Noël Audet se demande aussi pourquoi les Québécois sont fascinés par la sexualité, les témoignages et cette réalité qu’on arrange dans «Star Académie» et «Loft Story». Pourquoi cet amour du faux-vrai et du préfabriqué?
«Le témoignage en soi peut constituer une œuvre littéraire, s’il est écrit, c’est-à-dire s’il invente une forme en plus de nous livrer des contenus. Mais la plupart du temps, il s’agit d’une écriture blanche, qui se contente de mettre en mots ce que la vie de la vedette médiatique ou du hockeyeur avait d’étonnant, d’ahurissant- et ça marche, pour des milliers de lecteurs de plus en plus ahuris. Vendre ce qui est déjà connu, une valeur sûre, et un autre mouvement spéculaire.» (p.127)
Noël Audet plaide pour les œuvres de fiction qui brassent les comportements et nos façons d’être. La littérature crève les diktats et les propos soporifiques. Les poètes et les romanciers cherchent du sens quand la télévision jongle avec les images en oubliant la réflexion.

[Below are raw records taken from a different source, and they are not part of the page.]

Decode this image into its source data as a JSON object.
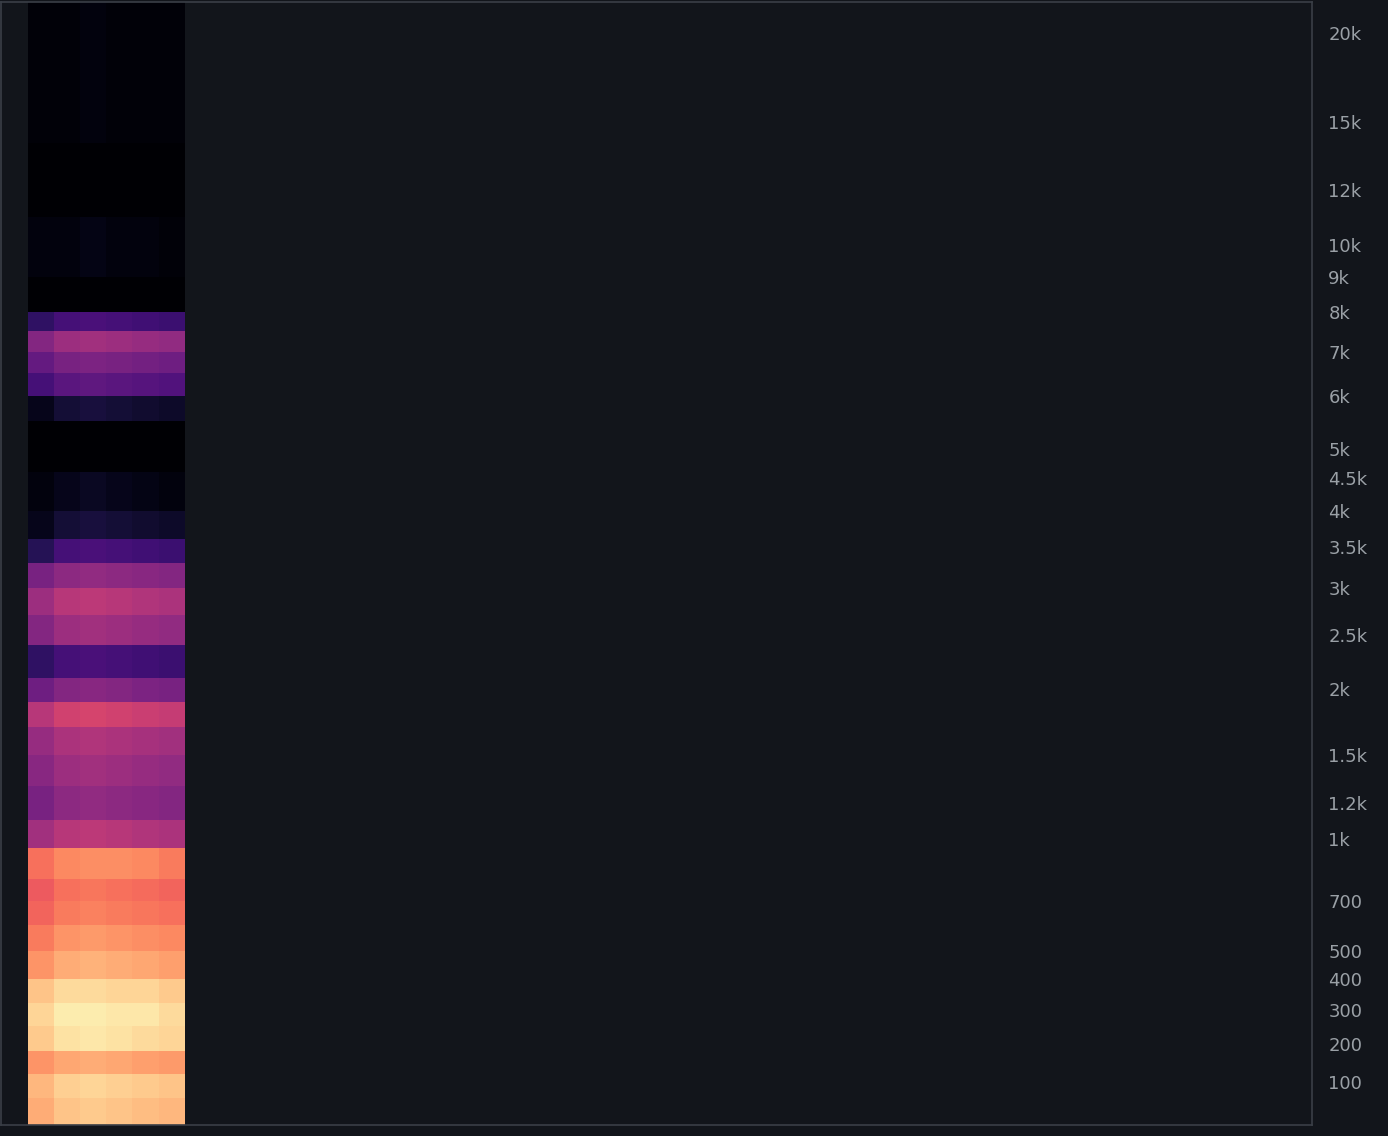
{
  "chart_data": {
    "type": "spectrogram",
    "tick_labels": "y",
    "xlim": [
      0,
      10
    ],
    "ylim": [
      0,
      22050
    ],
    "yticks": [
      100,
      200,
      300,
      400,
      500,
      700,
      {
        "value": 1000,
        "label": "1k"
      },
      {
        "value": 1200,
        "label": "1.2k"
      },
      {
        "value": 1500,
        "label": "1.5k"
      },
      {
        "value": 2000,
        "label": "2k"
      },
      {
        "value": 2500,
        "label": "2.5k"
      },
      {
        "value": 3000,
        "label": "3k"
      },
      {
        "value": 3500,
        "label": "3.5k"
      },
      {
        "value": 4000,
        "label": "4k"
      },
      {
        "value": 4500,
        "label": "4.5k"
      },
      {
        "value": 5000,
        "label": "5k"
      },
      {
        "value": 6000,
        "label": "6k"
      },
      {
        "value": 7000,
        "label": "7k"
      },
      {
        "value": 8000,
        "label": "8k"
      },
      {
        "value": 9000,
        "label": "9k"
      },
      {
        "value": 10000,
        "label": "10k"
      },
      {
        "value": 12000,
        "label": "12k"
      },
      {
        "value": 15000,
        "label": "15k"
      },
      {
        "value": 20000,
        "label": "20k"
      }
    ],
    "time_edges": [
      0.2,
      0.4,
      0.6,
      0.8,
      1.0,
      1.2,
      1.4
    ],
    "frequency_edges": [
      0,
      60,
      120,
      180,
      250,
      320,
      400,
      500,
      600,
      700,
      800,
      950,
      1100,
      1300,
      1500,
      1700,
      1900,
      2100,
      2400,
      2700,
      3000,
      3300,
      3600,
      4000,
      4600,
      5500,
      6000,
      6500,
      7000,
      7500,
      8000,
      9000,
      11000,
      14000,
      22050
    ],
    "color_range": [
      -80,
      0
    ],
    "cells": [
      [
        -14,
        -10,
        -9,
        -10,
        -11,
        -12
      ],
      [
        -12,
        -8,
        -7,
        -8,
        -9,
        -10
      ],
      [
        -18,
        -15,
        -14,
        -15,
        -16,
        -17
      ],
      [
        -9,
        -5,
        -4,
        -5,
        -6,
        -7
      ],
      [
        -7,
        -3,
        -3,
        -4,
        -4,
        -6
      ],
      [
        -10,
        -6,
        -6,
        -7,
        -7,
        -9
      ],
      [
        -18,
        -14,
        -13,
        -14,
        -15,
        -16
      ],
      [
        -22,
        -18,
        -17,
        -18,
        -19,
        -20
      ],
      [
        -26,
        -22,
        -21,
        -22,
        -23,
        -24
      ],
      [
        -28,
        -24,
        -23,
        -24,
        -25,
        -26
      ],
      [
        -24,
        -20,
        -19,
        -19,
        -20,
        -22
      ],
      [
        -44,
        -40,
        -39,
        -40,
        -41,
        -42
      ],
      [
        -52,
        -48,
        -47,
        -48,
        -49,
        -50
      ],
      [
        -49,
        -45,
        -44,
        -45,
        -46,
        -47
      ],
      [
        -46,
        -42,
        -41,
        -42,
        -43,
        -44
      ],
      [
        -40,
        -35,
        -34,
        -35,
        -36,
        -37
      ],
      [
        -54,
        -50,
        -49,
        -50,
        -51,
        -52
      ],
      [
        -66,
        -62,
        -61,
        -62,
        -63,
        -64
      ],
      [
        -50,
        -45,
        -44,
        -45,
        -46,
        -47
      ],
      [
        -45,
        -40,
        -39,
        -40,
        -41,
        -42
      ],
      [
        -52,
        -48,
        -47,
        -48,
        -49,
        -50
      ],
      [
        -68,
        -62,
        -61,
        -62,
        -63,
        -64
      ],
      [
        -76,
        -72,
        -71,
        -72,
        -73,
        -74
      ],
      [
        -78,
        -76,
        -75,
        -76,
        -77,
        -78
      ],
      [
        -80,
        -80,
        -80,
        -80,
        -80,
        -80
      ],
      [
        -76,
        -72,
        -71,
        -72,
        -73,
        -74
      ],
      [
        -62,
        -58,
        -57,
        -58,
        -59,
        -60
      ],
      [
        -56,
        -52,
        -51,
        -52,
        -53,
        -54
      ],
      [
        -50,
        -45,
        -44,
        -45,
        -46,
        -47
      ],
      [
        -66,
        -62,
        -61,
        -62,
        -63,
        -64
      ],
      [
        -80,
        -80,
        -80,
        -80,
        -80,
        -80
      ],
      [
        -78,
        -78,
        -77,
        -78,
        -78,
        -79
      ],
      [
        -80,
        -80,
        -80,
        -80,
        -80,
        -80
      ],
      [
        -79,
        -79,
        -78,
        -79,
        -79,
        -79
      ]
    ]
  }
}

De plus en plus notre société se plie aux formules publicitaires. Même la vie citoyenne et politique passe par les slogans. «Nous sommes prêts» à tout ou presque.
Maladie

Le cancer a frappé Noël Audet au moment où il croyait vivre jusqu’à cent ans. Dans son journal, il reste d’une discrétion remarquable face à cette mort annoncée. Il aura écrit, réfléchi et sera demeuré un créateur jusqu’à son dernier souffle. «… l’art qui seul nous sauve et nourrit, depuis la peinture rupestre de nos ancêtres jusqu’à la fin des temps. » Nous avons là son ultime phrase, sa dernière profession de foi en la création.
«Entre la boussole et l’étoile», esquisse le parcours d’un homme admirable. Des pages qui révèlent un écrivain engagé dans son siècle et sa société. Une langue limpide, un bonheur pour le lecteur qui aime les idées claires et refuse les clichés. Le Québec aurait eu encore bien besoin des œuvres frémissantes de Noël Audet, de ses indignations et ses hésitations.

«Entre la boussole et l’étoile» de Noël Audet est paru chez XYZ Éditeur.